Aufnahmezentren für UNHCR in Nordafrika wenig realistisch

In der Diskussion um Flüchtlingspolitik ist Nordafrika nach Schließung der Balkanroute immer mehr in den Fokus gerückt. Die Idee von Aufnahmezentren in dieser Region hält sich dabei hartnäckig.

Doch von den Bedingungen dafür sei man derzeit „meilenweit“ entfernt, sagte Christoph Pinter, Leiter des Österreich-Büros des UNO-Hochkommissariats für Flüchtlinge (UNHCR), gestern von Journalisten.

„Meilenweit entfernt“ von gewissen Bedingungen

Grundsätzlich seien Aufnahmezentren in Nordafrika „unter gewissen Bedingungen durchaus vorstellbar“, so Pinter. „Aber von diesen Bedingungen sind wir derzeit meilenweit entfernt. Ich sehe das in sehr, sehr weiter Zukunft, wenn es überhaupt umsetzbar ist.“ Vor allem in Libyen, wo die politische Situation nach dem Sturz des langjährigen Machthabers Muammar al-Gaddafi im Jahr 2011 kontinuierlich instabiler wurde, ist der Aufbau solcher Erstaufnahmezentren schwer vorstellbar. Um die Macht im Land rivalisieren zwei Regierungen und zahlreiche Rebellengruppen - im Falle von Verhandlungen stellt sich deshalb zuallererst die Frage nach dem Verhandlungspartner.

Problematische Situation in Libyen

Aber auch für das UNHCR ist die Arbeit in dem Land eine große Herausforderung.
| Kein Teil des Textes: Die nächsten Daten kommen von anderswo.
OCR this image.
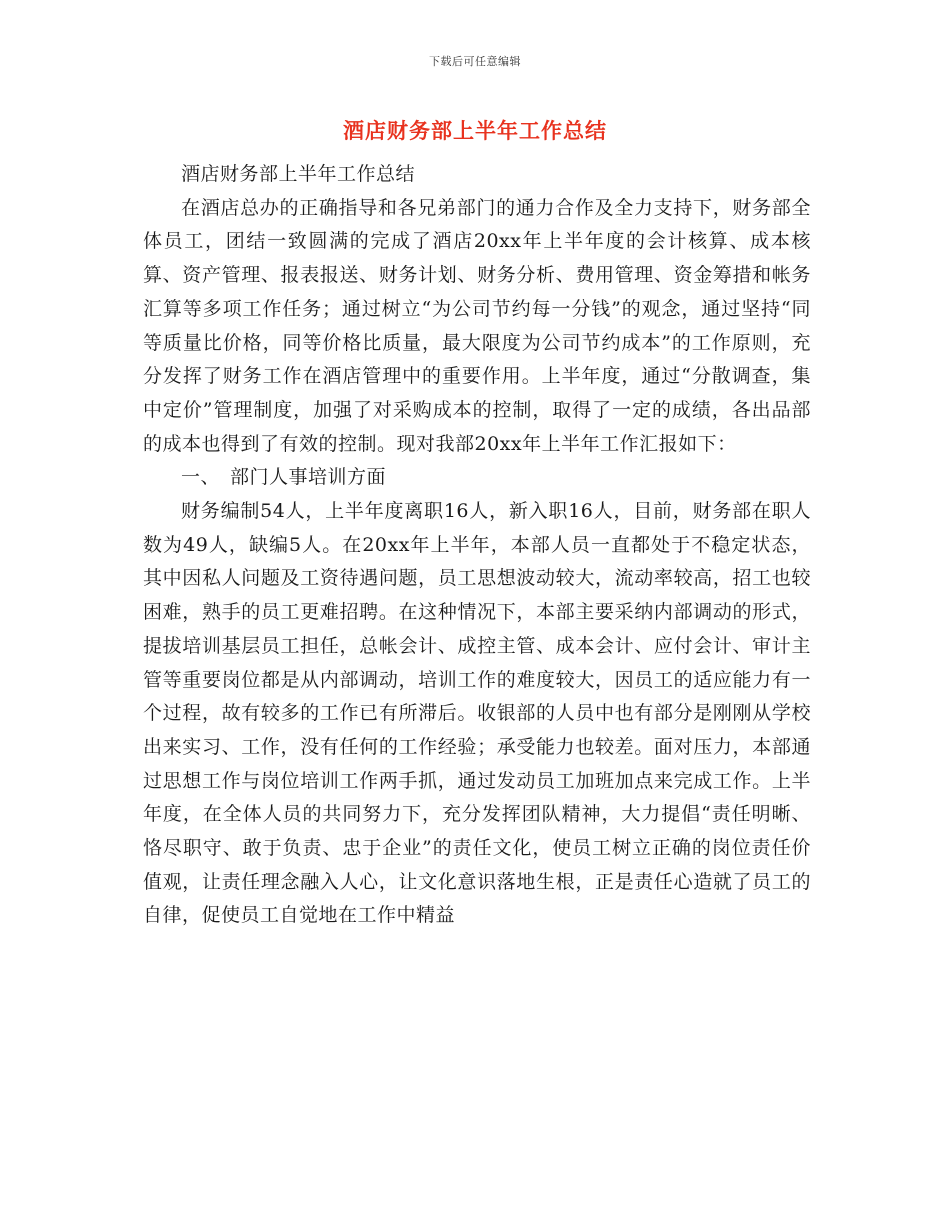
下载后可任意编辑
酒店财务部上半年工作总结

酒店财务部上半年工作总结

在酒店总办的正确指导和各兄弟部门的通力合作及全力支持下，财务部全体员工，团结一致圆满的完成了酒店20xx年上半年度的会计核算、成本核算、资产管理、报表报送、财务计划、财务分析、费用管理、资金筹措和帐务汇算等多项工作任务；通过树立“为公司节约每一分钱”的观念，通过坚持“同等质量比价格，同等价格比质量，最大限度为公司节约成本”的工作原则，充分发挥了财务工作在酒店管理中的重要作用。上半年度，通过“分散调查，集中定价”管理制度，加强了对采购成本的控制，取得了一定的成绩，各出品部的成本也得到了有效的控制。现对我部20xx年上半年工作汇报如下：

一、　部门人事培训方面

财务编制54人，上半年度离职16人，新入职16人，目前，财务部在职人数为49人，缺编5人。在20xx年上半年，本部人员一直都处于不稳定状态，其中因私人问题及工资待遇问题，员工思想波动较大，流动率较高，招工也较困难，熟手的员工更难招聘。在这种情况下，本部主要采纳内部调动的形式，提拔培训基层员工担任，总帐会计、成控主管、成本会计、应付会计、审计主管等重要岗位都是从内部调动，培训工作的难度较大，因员工的适应能力有一个过程，故有较多的工作已有所滞后。收银部的人员中也有部分是刚刚从学校出来实习、工作，没有任何的工作经验；承受能力也较差。面对压力，本部通过思想工作与岗位培训工作两手抓，通过发动员工加班加点来完成工作。上半年度，在全体人员的共同努力下，充分发挥团队精神，大力提倡“责任明晰、恪尽职守、敢于负责、忠于企业”的责任文化，使员工树立正确的岗位责任价值观，让责任理念融入人心，让文化意识落地生根，正是责任心造就了员工的自律，促使员工自觉地在工作中精益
Derzeit seien die Mitarbeiter damit beschäftigt, Flüchtlinge aus den Gefängnissen zu holen. Die UNO sowie Menschenrechtsorganisationen haben in den vergangenen Monaten immer wieder auf die menschenunwürdigen Bedingungen für Schutzsuchende in Libyen aufmerksam gemacht. Sie würden dort in überfüllten Haftzentren, ohne Nahrung und Zugang zu sauberem Wasser und Toiletten festgehalten, zudem gebe es regelrechte „Sklavenmärkte“. Landesweit sind allerdings derzeit offiziell nur 40.000 Menschen beim UNHCR registriert, laut internationaler Schätzungen halten sich aber insgesamt zwischen 800.000 und einer Million Menschen in Libyen auf, die nach Europa gelangen wollen.
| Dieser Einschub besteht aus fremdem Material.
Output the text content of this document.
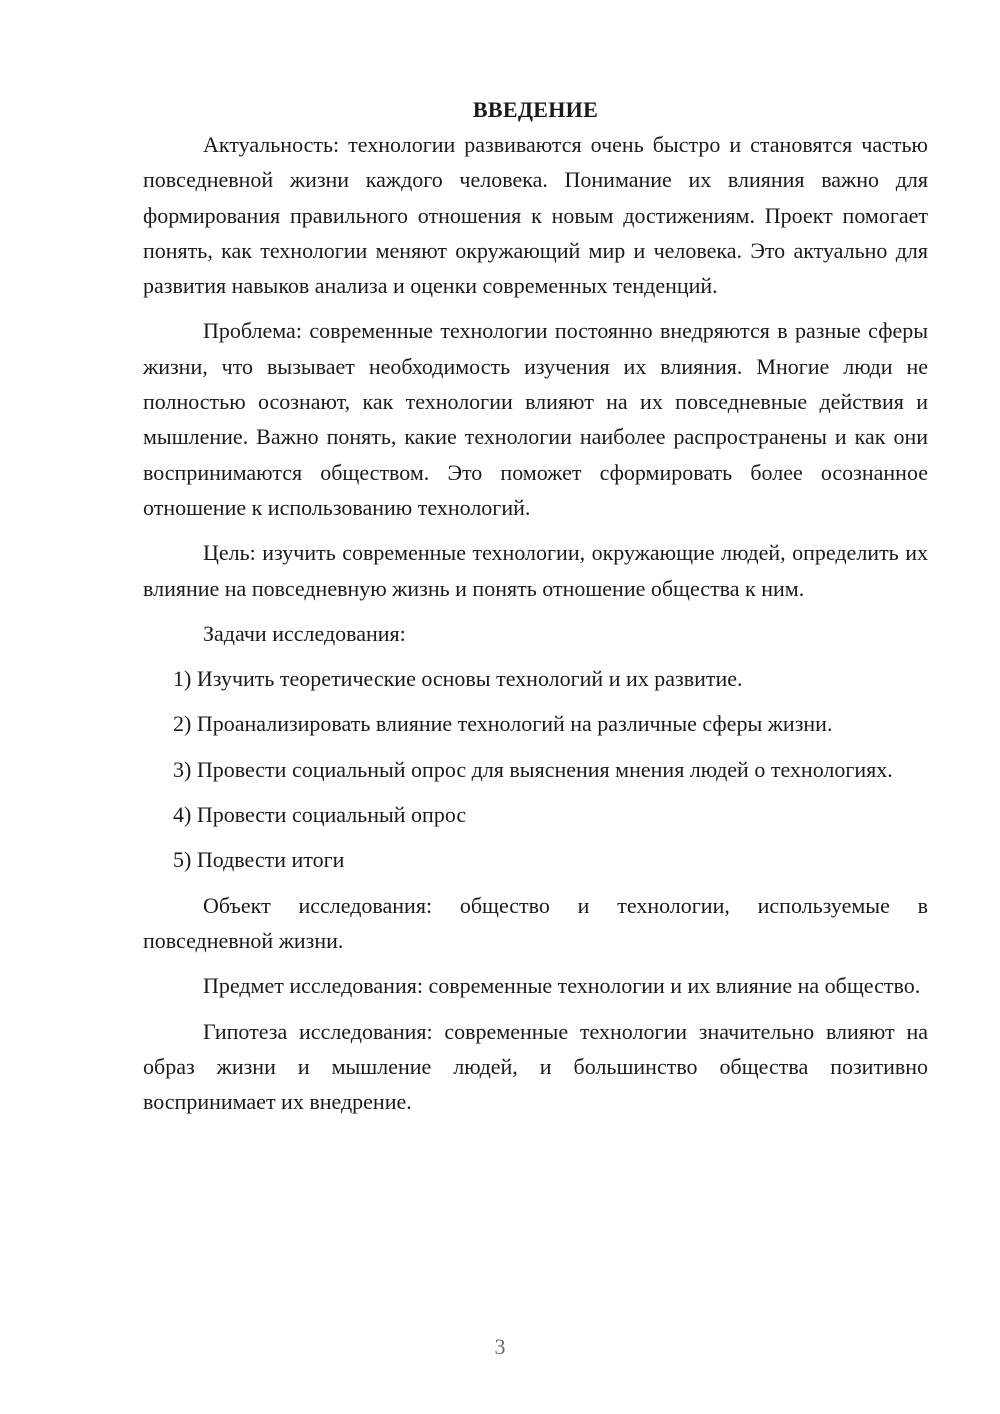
ВВЕДЕНИЕ

Актуальность: технологии развиваются очень быстро и становятся частью повседневной жизни каждого человека. Понимание их влияния важно для формирования правильного отношения к новым достижениям. Проект помогает понять, как технологии меняют окружающий мир и человека. Это актуально для развития навыков анализа и оценки современных тенденций.

Проблема: современные технологии постоянно внедряются в разные сферы жизни, что вызывает необходимость изучения их влияния. Многие люди не полностью осознают, как технологии влияют на их повседневные действия и мышление. Важно понять, какие технологии наиболее распространены и как они воспринимаются обществом. Это поможет сформировать более осознанное отношение к использованию технологий.

Цель: изучить современные технологии, окружающие людей, определить их влияние на повседневную жизнь и понять отношение общества к ним.

Задачи исследования:

1) Изучить теоретические основы технологий и их развитие.

2) Проанализировать влияние технологий на различные сферы жизни.

3) Провести социальный опрос для выяснения мнения людей о технологиях.

4) Провести социальный опрос

5) Подвести итоги

Объект исследования: общество и технологии, используемые в повседневной жизни.

Предмет исследования: современные технологии и их влияние на общество.

Гипотеза исследования: современные технологии значительно влияют на образ жизни и мышление людей, и большинство общества позитивно воспринимает их внедрение.

3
Schon viel früher ansetzen

Im Zusammenhang mit der Idee von Aufnahmezentren gab Pinter zu bedenken, dass es sich hier um eine sehr „europäische Sichtweise“ handle: „Wie kann ich verhindern, dass Menschen nach Europa kommen.“ Stehe hingegen die Sicherheit jener Personen im Mittelpunkt, müsse man schon viel früher ansetzen. Denn, zu dem Zeitpunkt, an dem Flüchtende Nordafrika erreichten, hätten sie bereits einen Großteil der beschwerlichen und gefährlichen Reise durch die Sahara hinter sich.

In Lebensbedingungen investieren

Das UNHCR plädiert deshalb dafür, die Lebensbedingungen von Flüchtlingen in den betroffenen Regionen bzw. Ursprungs- und Erstaufnahmeländer zu investieren und zu verhindern, „dass der Flüchtling das Gefühl bekommt, weiter flüchten zu müssen.“ In Kombination mit legalen Fluchtwegen - humanitären Visa, Familienzusammenführung u.ä. - könnte so auch effizienter verhindert werden, dass sich Menschen irregulär auf den Weg machen.

„Sie werden sich nicht aufhalten lassen“

Alleine durch die immer wieder auch von österreichischen Politikern geforderten Schließung der sogenannten Mittelmeerroute könnten Flüchtlingsbewegungen nicht aufgehalten werden. Push-Faktoren wie beispielsweise Bürgerkriege gebe es nämlich weiterhin, erklärte Pinter. „Nationale Maßnahmen lösen das nicht.“ Außerdem: „Wo zuzumachen, heißt das wirklich, es kommt niemand mehr? Oder kommen die Leute anderswo?“, fragte der Leiter von UNHCR Österreich. „Warum glaubt man, dass, wenn man wo zumacht, keine Leute mehr kommen? Menschen sind auf der Flucht, Menschen brauchen Schutz, sie werden sich nicht aufhalten lassen.“ Nationale Lösungen seien deshalb keine Flüchtlingspolitik, sondern nur Abschottungspolitik.